Twitter-Exposé #3 - Ausblick und Handlungsempfehlungen

Dieses Exposé wurde für die Veranstaltung “Digitale Kommunikation” an der TU Ilmenau verfasst.

“Twitter will continue to achieve legitimacy. Already having gotten publicity by being featured in (gasp!) mainstream media in 2008, the rise of Twitter is a certainty. Brands will adopt Twitter for everything from media/influencer outreach to customer service to crisis communications.
But more than any push-channel, Twitter will give customers, advocates and
critics unprecedented access to corporate personnel and vice versa.”

Scott Monty in Social Media Predictions 2009 (2009, S. 17)

“Reaching the Spectators - For all the hype about services like Twitter and Facebook, there are many more millions of consumers [...] who don’t “join,” who don’t blog nor consider themselves blog readers.  Yet they likely participate quite frequently (albeit unwittingly) in Social Media, via Google searches - Google searches which serve up YouTube videos, blog posts, etc.  Social Media-savvy SEO will be an ever-more-important factor for brands to consider as they seek to expand their influence beyond the “cool kids” crowd online.”

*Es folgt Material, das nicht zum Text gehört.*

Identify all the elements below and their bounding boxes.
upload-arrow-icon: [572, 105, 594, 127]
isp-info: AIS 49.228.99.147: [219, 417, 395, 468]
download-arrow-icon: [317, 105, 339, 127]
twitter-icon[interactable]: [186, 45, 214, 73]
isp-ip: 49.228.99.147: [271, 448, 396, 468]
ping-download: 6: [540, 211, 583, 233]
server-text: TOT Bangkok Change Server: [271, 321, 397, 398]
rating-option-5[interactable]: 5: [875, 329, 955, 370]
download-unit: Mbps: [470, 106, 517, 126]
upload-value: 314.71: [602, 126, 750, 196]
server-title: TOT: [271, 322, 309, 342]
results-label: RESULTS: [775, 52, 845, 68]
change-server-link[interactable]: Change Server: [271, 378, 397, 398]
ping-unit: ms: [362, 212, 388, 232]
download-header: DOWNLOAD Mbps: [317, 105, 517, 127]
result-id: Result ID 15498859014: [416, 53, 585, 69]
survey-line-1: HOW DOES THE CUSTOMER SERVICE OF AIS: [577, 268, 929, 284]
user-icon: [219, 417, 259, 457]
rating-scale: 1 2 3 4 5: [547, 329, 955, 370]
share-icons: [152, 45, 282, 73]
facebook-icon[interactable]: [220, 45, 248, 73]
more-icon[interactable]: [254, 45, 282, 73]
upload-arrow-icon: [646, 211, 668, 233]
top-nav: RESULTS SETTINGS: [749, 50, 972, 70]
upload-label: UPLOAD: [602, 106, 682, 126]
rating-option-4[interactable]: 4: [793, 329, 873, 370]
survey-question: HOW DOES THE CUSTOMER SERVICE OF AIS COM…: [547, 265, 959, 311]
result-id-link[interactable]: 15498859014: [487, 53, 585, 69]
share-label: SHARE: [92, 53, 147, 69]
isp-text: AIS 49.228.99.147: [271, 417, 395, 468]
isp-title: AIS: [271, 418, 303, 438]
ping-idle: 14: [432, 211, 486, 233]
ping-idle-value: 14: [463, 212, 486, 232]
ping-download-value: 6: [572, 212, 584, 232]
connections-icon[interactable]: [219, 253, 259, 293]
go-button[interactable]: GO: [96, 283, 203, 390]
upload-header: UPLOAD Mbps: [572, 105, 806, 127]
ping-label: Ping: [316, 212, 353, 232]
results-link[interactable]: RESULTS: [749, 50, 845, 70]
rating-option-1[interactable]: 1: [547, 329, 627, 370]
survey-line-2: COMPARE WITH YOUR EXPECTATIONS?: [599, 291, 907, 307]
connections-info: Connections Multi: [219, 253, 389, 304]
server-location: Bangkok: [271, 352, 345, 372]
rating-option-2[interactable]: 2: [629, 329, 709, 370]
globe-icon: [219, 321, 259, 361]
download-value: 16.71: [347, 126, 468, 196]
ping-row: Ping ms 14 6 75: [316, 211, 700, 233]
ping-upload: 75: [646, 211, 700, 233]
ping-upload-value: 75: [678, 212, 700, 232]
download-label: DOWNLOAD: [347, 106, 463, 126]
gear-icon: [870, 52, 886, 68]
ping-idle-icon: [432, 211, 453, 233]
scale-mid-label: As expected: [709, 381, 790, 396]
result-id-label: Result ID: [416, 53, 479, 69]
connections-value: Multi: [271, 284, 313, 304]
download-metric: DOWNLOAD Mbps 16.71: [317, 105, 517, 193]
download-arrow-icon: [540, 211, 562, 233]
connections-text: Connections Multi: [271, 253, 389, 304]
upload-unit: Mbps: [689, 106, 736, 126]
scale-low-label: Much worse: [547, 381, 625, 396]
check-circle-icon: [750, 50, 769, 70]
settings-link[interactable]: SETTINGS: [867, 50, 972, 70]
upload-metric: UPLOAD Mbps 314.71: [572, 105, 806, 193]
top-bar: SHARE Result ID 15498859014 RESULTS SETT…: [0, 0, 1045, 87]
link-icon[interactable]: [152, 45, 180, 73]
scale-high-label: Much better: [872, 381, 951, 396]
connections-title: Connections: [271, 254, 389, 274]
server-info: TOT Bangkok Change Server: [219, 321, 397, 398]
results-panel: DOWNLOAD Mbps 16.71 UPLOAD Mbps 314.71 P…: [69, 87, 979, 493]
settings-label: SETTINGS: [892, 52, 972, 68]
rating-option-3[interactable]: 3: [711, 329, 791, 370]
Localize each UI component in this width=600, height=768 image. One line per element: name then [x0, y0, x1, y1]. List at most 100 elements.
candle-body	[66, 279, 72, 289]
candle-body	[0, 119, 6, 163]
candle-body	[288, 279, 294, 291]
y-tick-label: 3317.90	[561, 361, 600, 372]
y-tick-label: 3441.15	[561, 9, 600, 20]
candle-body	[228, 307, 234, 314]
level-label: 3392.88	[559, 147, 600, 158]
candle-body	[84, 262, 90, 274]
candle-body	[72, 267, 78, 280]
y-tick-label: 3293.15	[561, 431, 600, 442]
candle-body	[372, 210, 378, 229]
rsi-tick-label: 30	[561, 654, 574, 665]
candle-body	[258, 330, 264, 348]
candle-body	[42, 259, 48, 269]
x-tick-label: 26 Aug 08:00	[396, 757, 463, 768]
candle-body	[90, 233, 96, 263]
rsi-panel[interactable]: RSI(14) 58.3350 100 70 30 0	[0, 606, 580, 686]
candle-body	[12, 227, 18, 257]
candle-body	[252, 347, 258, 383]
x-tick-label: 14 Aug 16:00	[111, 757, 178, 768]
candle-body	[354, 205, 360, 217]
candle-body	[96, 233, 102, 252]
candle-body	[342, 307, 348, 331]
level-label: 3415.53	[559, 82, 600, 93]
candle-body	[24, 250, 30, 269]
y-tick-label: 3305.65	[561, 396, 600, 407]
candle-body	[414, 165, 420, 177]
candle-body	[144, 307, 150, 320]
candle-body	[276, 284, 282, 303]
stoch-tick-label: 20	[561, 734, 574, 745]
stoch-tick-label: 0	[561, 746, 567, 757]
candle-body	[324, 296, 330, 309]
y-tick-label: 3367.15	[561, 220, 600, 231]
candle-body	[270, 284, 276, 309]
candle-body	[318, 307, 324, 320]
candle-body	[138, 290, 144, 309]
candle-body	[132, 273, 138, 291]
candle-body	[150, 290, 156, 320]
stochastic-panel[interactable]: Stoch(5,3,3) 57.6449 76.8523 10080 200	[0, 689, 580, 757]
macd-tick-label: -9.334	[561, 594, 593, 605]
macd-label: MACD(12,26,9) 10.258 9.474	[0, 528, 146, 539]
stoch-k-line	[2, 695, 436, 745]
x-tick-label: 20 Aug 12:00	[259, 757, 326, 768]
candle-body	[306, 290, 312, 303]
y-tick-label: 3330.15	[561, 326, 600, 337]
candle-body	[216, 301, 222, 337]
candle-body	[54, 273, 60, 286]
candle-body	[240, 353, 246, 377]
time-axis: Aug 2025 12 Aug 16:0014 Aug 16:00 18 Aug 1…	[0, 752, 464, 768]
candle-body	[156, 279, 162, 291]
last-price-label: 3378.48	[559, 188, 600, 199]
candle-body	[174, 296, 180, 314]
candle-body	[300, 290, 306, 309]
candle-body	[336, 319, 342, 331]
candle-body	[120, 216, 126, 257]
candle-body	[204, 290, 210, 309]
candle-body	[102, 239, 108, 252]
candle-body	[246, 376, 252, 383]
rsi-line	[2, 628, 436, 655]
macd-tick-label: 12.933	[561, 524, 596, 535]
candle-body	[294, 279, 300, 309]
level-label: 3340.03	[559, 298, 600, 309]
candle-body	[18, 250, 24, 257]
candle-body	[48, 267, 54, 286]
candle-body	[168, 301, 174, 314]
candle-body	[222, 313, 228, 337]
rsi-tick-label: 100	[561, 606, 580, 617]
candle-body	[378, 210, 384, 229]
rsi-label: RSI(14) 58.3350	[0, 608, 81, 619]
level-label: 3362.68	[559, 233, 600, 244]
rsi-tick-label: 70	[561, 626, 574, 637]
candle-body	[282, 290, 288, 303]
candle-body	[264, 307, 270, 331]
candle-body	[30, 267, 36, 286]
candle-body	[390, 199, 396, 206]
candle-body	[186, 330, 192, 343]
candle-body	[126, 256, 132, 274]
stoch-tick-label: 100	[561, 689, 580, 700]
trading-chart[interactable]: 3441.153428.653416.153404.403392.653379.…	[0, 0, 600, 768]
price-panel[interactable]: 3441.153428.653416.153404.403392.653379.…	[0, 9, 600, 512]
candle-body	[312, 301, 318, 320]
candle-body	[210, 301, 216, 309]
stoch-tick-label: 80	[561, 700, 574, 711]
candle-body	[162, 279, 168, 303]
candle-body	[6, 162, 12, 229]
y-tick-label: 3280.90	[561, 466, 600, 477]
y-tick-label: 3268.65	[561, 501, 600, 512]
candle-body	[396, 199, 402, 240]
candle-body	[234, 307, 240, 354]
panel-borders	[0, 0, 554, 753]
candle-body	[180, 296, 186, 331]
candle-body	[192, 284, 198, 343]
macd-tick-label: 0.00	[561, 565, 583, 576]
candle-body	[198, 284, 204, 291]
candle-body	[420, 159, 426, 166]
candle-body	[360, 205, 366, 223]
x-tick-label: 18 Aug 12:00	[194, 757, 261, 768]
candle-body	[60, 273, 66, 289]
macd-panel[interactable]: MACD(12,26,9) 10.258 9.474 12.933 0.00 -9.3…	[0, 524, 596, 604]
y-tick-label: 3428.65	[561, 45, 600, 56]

Todd Defren in Social Media Predictions 2009 (2009, S. 9)

Diese beiden Zitate zum Einstieg verdeutlichen, worum es im letzten Teil des Exposés über Twitter gehen soll: Ein Ausblick für das Jahr 2009 sowie Handlungsempfehlungen für beteiligte Akteure.

Rufen wir uns hierzu zunächst Nutzertypen von Twitter, die teilweise bereits im ersten Teil des Exposés angesprochen wurden, zurück ins Gedächtnis. User können u.a. die folgenden (unterschiedlichen) Ziele/Hintergründe haben: Twittern aus Spaß; um eine Firma zu vertreten/PR; Spam/Werbung; Übermittlung von Nachrichten; PR/Infos von Prominenten; als Ergänzung zu Updates der eigenen Webseite/des Blogs; zur Kommunikation mit Freunden; Social Networking. Sicher gibt es weitere Nutzungsgründe - hierzu auch gerne Hinweise und Anregungen in den Kommentaren hinterlassen.
Diese Nutzungsgründe bzw. Nutzungstypen haben logischerweise unterschiedliche Ziele mit ihren verfassten Einträgen: Hier kann zum einen eine Antwort von anderen Nutzern überhaupt nicht erwünscht sein, zum anderen kann eine Antwort - zumindest über Twitter - auch explizit gefordert werden (indem bspw. eine Frage zu einem bestimmten Thema getwittert wird). Im Fall von PR- und Werbeeinträgen kann das Ziel auch das Auslösen einer Handlung beim Lesenden - der Verkauf von Produkten - oder eine Einstellungsänderung beim Leser - das Aufbauen eines Markenimages, um ein Beispiel zu nennen - sein.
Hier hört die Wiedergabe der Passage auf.